Nearly a quarter of asylum applications in the EU are handled by Germany. France is the second biggest destination for asylum seekers. But often English-speaking migrants head for the UK, which is home to large communities from Pakistan, Somalia and Middle Eastern countries.
Among the asylum seekers from Russia there are many Chechens, whose homeland was devastated by war between separatist rebels and Russian troops.
The asylum seekers from Serbia include many Roma and ethnic Albanians, who complain of discrimination in Serbia.
In the developed world the US is the top destination for asylum seekers, but Germany and France are second and third. Sweden, with a much smaller population, is fourth, ahead of the UK.
But it is important to remember that developing countries host more than 80% of the world's refugees. People fleeing conflict or persecution often end up in a neighbouring country - but many do not want to settle there permanently. Pakistan, with 1.6 million refugees, ranks highest for sheltering refugees. The vast majority of Afghan refugees are in Pakistan and Iran.
Most Syrian refugees are in neighbouring Turkey, Lebanon, Jordan and Iraq, and most have not made formal asylum claims.

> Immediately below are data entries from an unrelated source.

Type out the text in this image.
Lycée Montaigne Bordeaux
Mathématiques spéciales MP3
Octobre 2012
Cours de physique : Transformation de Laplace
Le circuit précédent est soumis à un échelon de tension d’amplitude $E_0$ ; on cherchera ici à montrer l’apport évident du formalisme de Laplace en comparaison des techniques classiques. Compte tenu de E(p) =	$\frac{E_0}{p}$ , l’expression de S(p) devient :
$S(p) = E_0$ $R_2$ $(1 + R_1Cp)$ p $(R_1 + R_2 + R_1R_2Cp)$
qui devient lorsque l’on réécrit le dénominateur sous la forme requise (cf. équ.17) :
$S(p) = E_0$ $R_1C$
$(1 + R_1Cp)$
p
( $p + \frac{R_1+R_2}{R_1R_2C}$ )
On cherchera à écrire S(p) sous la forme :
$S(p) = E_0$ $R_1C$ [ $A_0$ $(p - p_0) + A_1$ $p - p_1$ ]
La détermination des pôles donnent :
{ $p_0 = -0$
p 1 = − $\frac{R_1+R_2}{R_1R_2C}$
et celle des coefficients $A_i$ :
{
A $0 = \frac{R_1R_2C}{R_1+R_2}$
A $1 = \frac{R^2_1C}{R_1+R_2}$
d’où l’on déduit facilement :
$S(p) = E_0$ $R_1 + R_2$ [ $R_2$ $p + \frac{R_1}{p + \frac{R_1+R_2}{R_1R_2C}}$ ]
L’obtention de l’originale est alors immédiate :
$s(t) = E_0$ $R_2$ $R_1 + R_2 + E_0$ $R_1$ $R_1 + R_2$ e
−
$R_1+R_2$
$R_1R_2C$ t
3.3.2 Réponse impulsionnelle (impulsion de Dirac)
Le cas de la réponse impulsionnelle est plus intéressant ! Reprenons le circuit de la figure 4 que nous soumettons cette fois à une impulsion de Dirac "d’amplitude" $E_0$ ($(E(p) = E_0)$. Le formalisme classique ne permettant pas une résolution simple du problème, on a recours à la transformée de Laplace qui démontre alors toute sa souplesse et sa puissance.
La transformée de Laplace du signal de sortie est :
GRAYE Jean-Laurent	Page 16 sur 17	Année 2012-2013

In such cases of massive displacement - Somalia is a similar case - those fleeing are automatically recognised as refugees, a spokesman for the UN refugee agency (UNHCR) told the BBC.
The refugees register and their stay is regulated, so they are protected from being sent back, the UNHCR's Andrej Mahecic said. It is not individual asylum processing as happens in Europe. Many countries do not have a national asylum system.
Globally Europe is the main place where asylum claims are processed. For many asylum seekers Europe is easier to reach overland or by boat, especially those fleeing conflicts in the Middle East or Africa. And people traffickers already have well-established smuggling routes to Europe.
The figures illustrate why immigration has become such a hot topic in Europe.
Globally Afghanistan ranks first in terms of asylum seekers' country of origin. But the war in Syria has pushed that country into second place. China and Pakistan are also major countries of origin. Both countries have anti-government minorities and dissidents who allege discrimination or persecution.